I got the following Prometheus alert:
- alert: HostHighCpuLoadTSDB
expr: (100 - (avg by(instance) (rate(node_cpu_seconds_total{mode="idle",common_name="stg-tsdb-eks"}[2m])) * 100) > 5) and (hour() < 8 or hour() > 9)
for: 5m
labels:
severity: warning
annotations:
summary: Host high CPU load (instance {{ $labels.instance }})
description: "CPU load is > 5%\n VALUE = {{ $value }}\n LABELS = {{ $labels }}"
expression:
(100 - (avg by(instance)
(rate(node_cpu_seconds_total{mode="idle",common_name="stg-tsdb-eks"}[2m])) * 100) > 5)
and (hour() < 8 or hour() > 9)
And each part works fine. For instance, when I create an alert rule with the expression:
100 - (avg by(instance) (rate(node_cpu_seconds_total{mode="idle",common_name="stg-tsdb-eks"}[2m])) * 100) > 5
it creates alert.
When I create an alert rule with the expression: hour() < 8 or hour() > 9
- it creates an alert.
So, it means that both conditions are met: time in hour is less than 8 or more than 9, cpu load is more than 5%
But when I put it together: (100 - (avg by(instance) (rate(node_cpu_seconds_total{mode="idle",common_name="stg-tsdb-eks"}[2m])) * 100) > 5) and (hour() < 8 or hour() > 9)
- it doesn't create an alert.
Can someone point me in the right direction, what I'm doing wrong?
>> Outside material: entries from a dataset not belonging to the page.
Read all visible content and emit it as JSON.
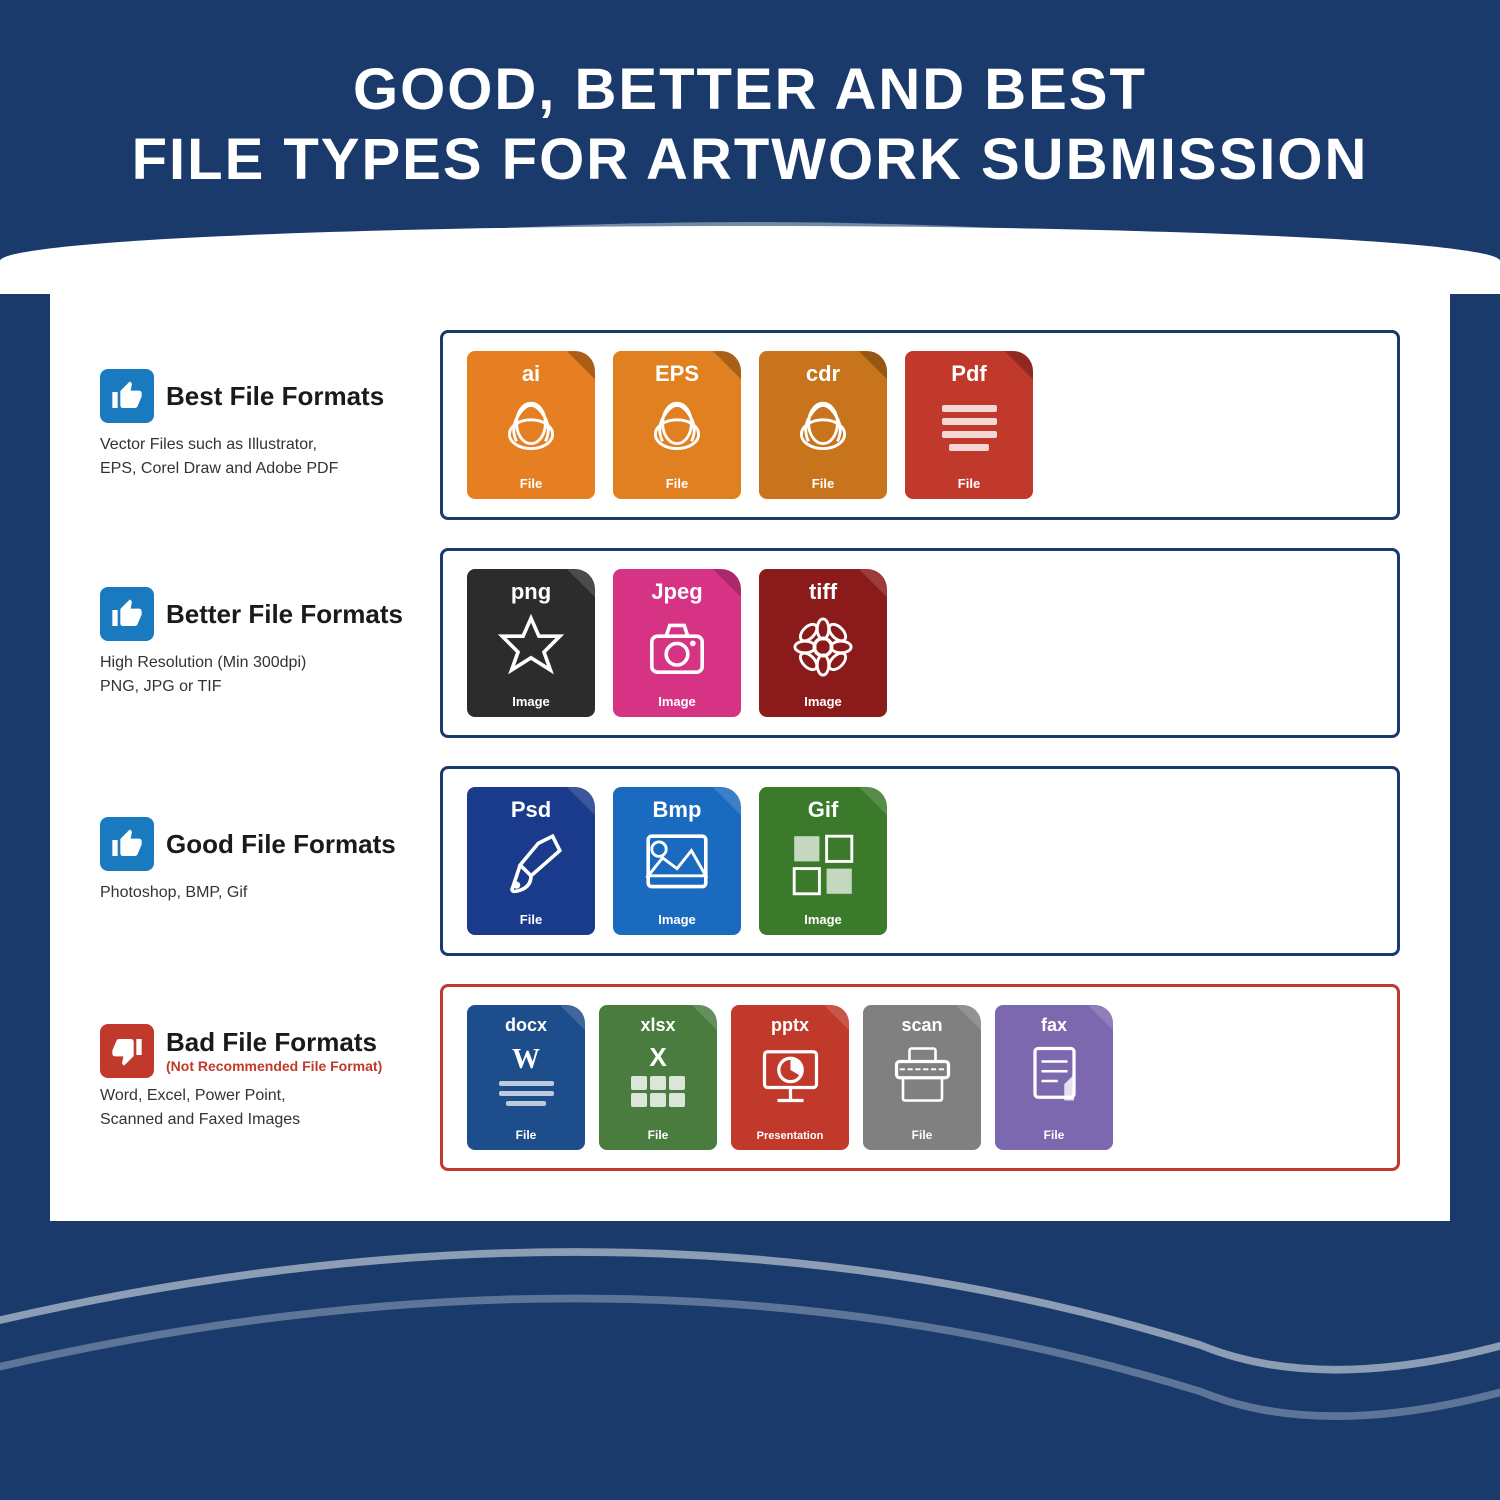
{
  "header": {
    "line1": "GOOD, BETTER AND BEST",
    "line2": "FILE TYPES FOR ARTWORK SUBMISSION"
  },
  "rows": [
    {
      "id": "best",
      "thumb": "up",
      "title": "Best File Formats",
      "subtitle": null,
      "description": "Vector Files such as Illustrator,\nEPS, Corel Draw and Adobe PDF",
      "border_color": "#1a3a6b",
      "files": [
        {
          "ext": "ai",
          "label": "File",
          "color": "#e67e22",
          "graphic": "pen",
          "label_bottom": "File"
        },
        {
          "ext": "EPS",
          "label": "File",
          "color": "#e08020",
          "graphic": "pen",
          "label_bottom": "File"
        },
        {
          "ext": "cdr",
          "label": "File",
          "color": "#c8741c",
          "graphic": "pen",
          "label_bottom": "File"
        },
        {
          "ext": "Pdf",
          "label": "File",
          "color": "#c0392b",
          "graphic": "pdf",
          "label_bottom": "File"
        }
      ]
    },
    {
      "id": "better",
      "thumb": "up",
      "title": "Better File Formats",
      "subtitle": null,
      "description": "High Resolution (Min 300dpi)\nPNG, JPG or TIF",
      "border_color": "#1a3a6b",
      "files": [
        {
          "ext": "png",
          "label": "Image",
          "color": "#2c2c2c",
          "graphic": "star",
          "label_bottom": "Image"
        },
        {
          "ext": "Jpeg",
          "label": "Image",
          "color": "#d63384",
          "graphic": "camera",
          "label_bottom": "Image"
        },
        {
          "ext": "tiff",
          "label": "Image",
          "color": "#8b1a1a",
          "graphic": "flower",
          "label_bottom": "Image"
        }
      ]
    },
    {
      "id": "good",
      "thumb": "up",
      "title": "Good File Formats",
      "subtitle": null,
      "description": "Photoshop, BMP, Gif",
      "border_color": "#1a3a6b",
      "files": [
        {
          "ext": "Psd",
          "label": "File",
          "color": "#1a3a8b",
          "graphic": "brush",
          "label_bottom": "File"
        },
        {
          "ext": "Bmp",
          "label": "Image",
          "color": "#1a6abf",
          "graphic": "landscape",
          "label_bottom": "Image"
        },
        {
          "ext": "Gif",
          "label": "Image",
          "color": "#3a7a2a",
          "graphic": "grid",
          "label_bottom": "Image"
        }
      ]
    },
    {
      "id": "bad",
      "thumb": "down",
      "title": "Bad File Formats",
      "subtitle": "(Not Recommended File Format)",
      "description": "Word, Excel, Power Point,\nScanned and Faxed Images",
      "border_color": "#c0392b",
      "files": [
        {
          "ext": "docx",
          "label": "File",
          "color": "#1e4d8c",
          "graphic": "word",
          "label_bottom": "File"
        },
        {
          "ext": "xlsx",
          "label": "File",
          "color": "#4a7c3f",
          "graphic": "excel",
          "label_bottom": "File"
        },
        {
          "ext": "pptx",
          "label": "Presentation",
          "color": "#c0392b",
          "graphic": "ppt",
          "label_bottom": "Presentation"
        },
        {
          "ext": "scan",
          "label": "File",
          "color": "#808080",
          "graphic": "scan",
          "label_bottom": "File"
        },
        {
          "ext": "fax",
          "label": "File",
          "color": "#7b68ae",
          "graphic": "fax",
          "label_bottom": "File"
        }
      ]
    }
  ]
}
Prometheus version: v2.41.0
Alertmanager version: v0.25.0
I'm running it in the kubernetes cluster as kube-prometheus-stack deployed as Helm chart
I want to create an alert when the CPU load is more than 5% during any period of time, except the period between 8 and 9 hours(or even 10, it doesn't matter), during that period I don't want to trigger the alert. I'm testing it at let's say 12 o'clock and it still doesn't trigger the alert.